Oatmeal is a great source of fiber and complex carbohydrates, which help keep you full and energized throughout the morning. Avoid sugary instant oatmeal and opt for plain oats with toppings like berries, nuts, and a drizzle of honey.
Greek yogurt is high in protein and probiotics. Layer it with fresh fruit, nuts, and a drizzle of honey for a filling and nutritious breakfast.
Eggs are a protein powerhouse. Scrambled, poached, or in an omelet with veggies, they can keep you feeling full and satisfied.
Blend together spinach, frozen fruit, Greek yogurt, and a scoop of protein powder for a nutrient-packed smoothie that's easy to take on the go.
Top whole-grain toast with smashed avocado, a sprinkle of salt and pepper, and a poached or fried egg. This provides healthy fats, protein, and fiber.
Mix chia seeds with almond milk and a sweetener like honey or maple syrup. Leave it in the refrigerator overnight, and in the morning, add fruit and nuts.

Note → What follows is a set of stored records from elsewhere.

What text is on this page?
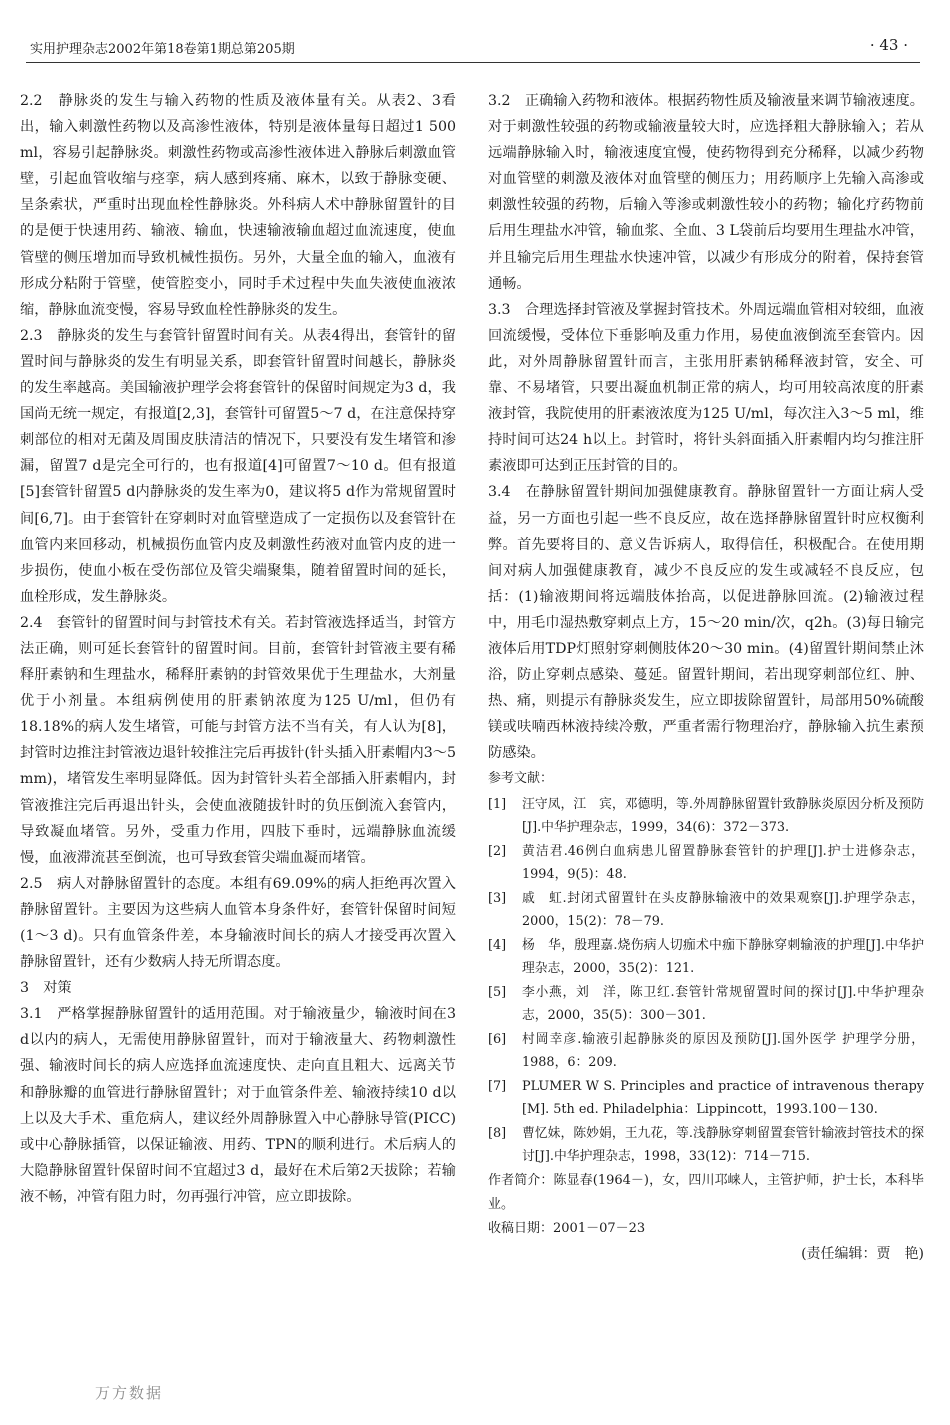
实用护理杂志2002年第18卷第1期总第205期	· 43 ·

2.2　静脉炎的发生与输入药物的性质及液体量有关。从表2、3看出，输入刺激性药物以及高渗性液体，特别是液体量每日超过1 500 ml，容易引起静脉炎。刺激性药物或高渗性液体进入静脉后刺激血管壁，引起血管收缩与痉挛，病人感到疼痛、麻木，以致于静脉变硬、呈条索状，严重时出现血栓性静脉炎。外科病人术中静脉留置针的目的是便于快速用药、输液、输血，快速输液输血超过血流速度，使血管壁的侧压增加而导致机械性损伤。另外，大量全血的输入，血液有形成分粘附于管壁，使管腔变小，同时手术过程中失血失液使血液浓缩，静脉血流变慢，容易导致血栓性静脉炎的发生。

2.3　静脉炎的发生与套管针留置时间有关。从表4得出，套管针的留置时间与静脉炎的发生有明显关系，即套管针留置时间越长，静脉炎的发生率越高。美国输液护理学会将套管针的保留时间规定为3 d，我国尚无统一规定，有报道[2,3]，套管针可留置5～7 d，在注意保持穿刺部位的相对无菌及周围皮肤清洁的情况下，只要没有发生堵管和渗漏，留置7 d是完全可行的，也有报道[4]可留置7～10 d。但有报道[5]套管针留置5 d内静脉炎的发生率为0，建议将5 d作为常规留置时间[6,7]。由于套管针在穿刺时对血管壁造成了一定损伤以及套管针在血管内来回移动，机械损伤血管内皮及刺激性药液对血管内皮的进一步损伤，使血小板在受伤部位及管尖端聚集，随着留置时间的延长，血栓形成，发生静脉炎。

2.4　套管针的留置时间与封管技术有关。若封管液选择适当，封管方法正确，则可延长套管针的留置时间。目前，套管针封管液主要有稀释肝素钠和生理盐水，稀释肝素钠的封管效果优于生理盐水，大剂量优于小剂量。本组病例使用的肝素钠浓度为125 U/ml，但仍有18.18%的病人发生堵管，可能与封管方法不当有关，有人认为[8]，封管时边推注封管液边退针较推注完后再拔针(针头插入肝素帽内3～5 mm)，堵管发生率明显降低。因为封管针头若全部插入肝素帽内，封管液推注完后再退出针头，会使血液随拔针时的负压倒流入套管内，导致凝血堵管。另外，受重力作用，四肢下垂时，远端静脉血流缓慢，血液滞流甚至倒流，也可导致套管尖端血凝而堵管。

2.5　病人对静脉留置针的态度。本组有69.09%的病人拒绝再次置入静脉留置针。主要因为这些病人血管本身条件好，套管针保留时间短(1～3 d)。只有血管条件差，本身输液时间长的病人才接受再次置入静脉留置针，还有少数病人持无所谓态度。

3　对策

3.1　严格掌握静脉留置针的适用范围。对于输液量少，输液时间在3 d以内的病人，无需使用静脉留置针，而对于输液量大、药物刺激性强、输液时间长的病人应选择血流速度快、走向直且粗大、远离关节和静脉瓣的血管进行静脉留置针；对于血管条件差、输液持续10 d以上以及大手术、重危病人，建议经外周静脉置入中心静脉导管(PICC)或中心静脉插管，以保证输液、用药、TPN的顺利进行。术后病人的大隐静脉留置针保留时间不宜超过3 d，最好在术后第2天拔除；若输液不畅，冲管有阻力时，勿再强行冲管，应立即拔除。

3.2　正确输入药物和液体。根据药物性质及输液量来调节输液速度。对于刺激性较强的药物或输液量较大时，应选择粗大静脉输入；若从远端静脉输入时，输液速度宜慢，使药物得到充分稀释，以减少药物对血管壁的刺激及液体对血管壁的侧压力；用药顺序上先输入高渗或刺激性较强的药物，后输入等渗或刺激性较小的药物；输化疗药物前后用生理盐水冲管，输血浆、全血、3 L袋前后均要用生理盐水冲管，并且输完后用生理盐水快速冲管，以减少有形成分的附着，保持套管通畅。

3.3　合理选择封管液及掌握封管技术。外周远端血管相对较细，血液回流缓慢，受体位下垂影响及重力作用，易使血液倒流至套管内。因此，对外周静脉留置针而言，主张用肝素钠稀释液封管，安全、可靠、不易堵管，只要出凝血机制正常的病人，均可用较高浓度的肝素液封管，我院使用的肝素液浓度为125 U/ml，每次注入3～5 ml，维持时间可达24 h以上。封管时，将针头斜面插入肝素帽内均匀推注肝素液即可达到正压封管的目的。

3.4　在静脉留置针期间加强健康教育。静脉留置针一方面让病人受益，另一方面也引起一些不良反应，故在选择静脉留置针时应权衡利弊。首先要将目的、意义告诉病人，取得信任，积极配合。在使用期间对病人加强健康教育，减少不良反应的发生或减轻不良反应，包括：(1)输液期间将远端肢体抬高，以促进静脉回流。(2)输液过程中，用毛巾湿热敷穿刺点上方，15～20 min/次，q2h。(3)每日输完液体后用TDP灯照射穿刺侧肢体20～30 min。(4)留置针期间禁止沐浴，防止穿刺点感染、蔓延。留置针期间，若出现穿刺部位红、肿、热、痛，则提示有静脉炎发生，应立即拔除留置针，局部用50%硫酸镁或呋喃西林液持续冷敷，严重者需行物理治疗，静脉输入抗生素预防感染。

参考文献：

[1]	汪守凤，江　宾，邓德明，等.外周静脉留置针致静脉炎原因分析及预防[J].中华护理杂志，1999，34(6)：372－373.
[2]	黄洁君.46例白血病患儿留置静脉套管针的护理[J].护士进修杂志，1994，9(5)：48.
[3]	戚　虹.封闭式留置针在头皮静脉输液中的效果观察[J].护理学杂志，2000，15(2)：78－79.
[4]	杨　华，殷理嘉.烧伤病人切痂术中痂下静脉穿刺输液的护理[J].中华护理杂志，2000，35(2)：121.
[5]	李小燕，刘　洋，陈卫红.套管针常规留置时间的探讨[J].中华护理杂志，2000，35(5)：300－301.
[6]	村岡幸彦.输液引起静脉炎的原因及预防[J].国外医学 护理学分册，1988，6：209.
[7]	PLUMER W S. Principles and practice of intravenous therapy [M]. 5th ed. Philadelphia：Lippincott，1993.100－130.
[8]	曹忆妹，陈妙娟，王九花，等.浅静脉穿刺留置套管针输液封管技术的探讨[J].中华护理杂志，1998，33(12)：714－715.

作者简介：陈显春(1964－)，女，四川邛崃人，主管护师，护士长，本科毕业。

收稿日期：2001－07－23

(责任编辑：贾　艳)

万方数据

Cottage cheese is high in protein and pairs well with fresh fruit. A sprinkle of cinnamon or a drizzle of honey can add extra flavor.
Choose whole-grain, low-sugar cereal options and pair them with skim milk or a milk alternative.
Cook quinoa and top it with fruits, nuts, and a bit of honey. Quinoa is high in protein and fiber.
Spread almond or peanut butter on whole-grain bread and add banana slices for a quick and satisfying breakfast.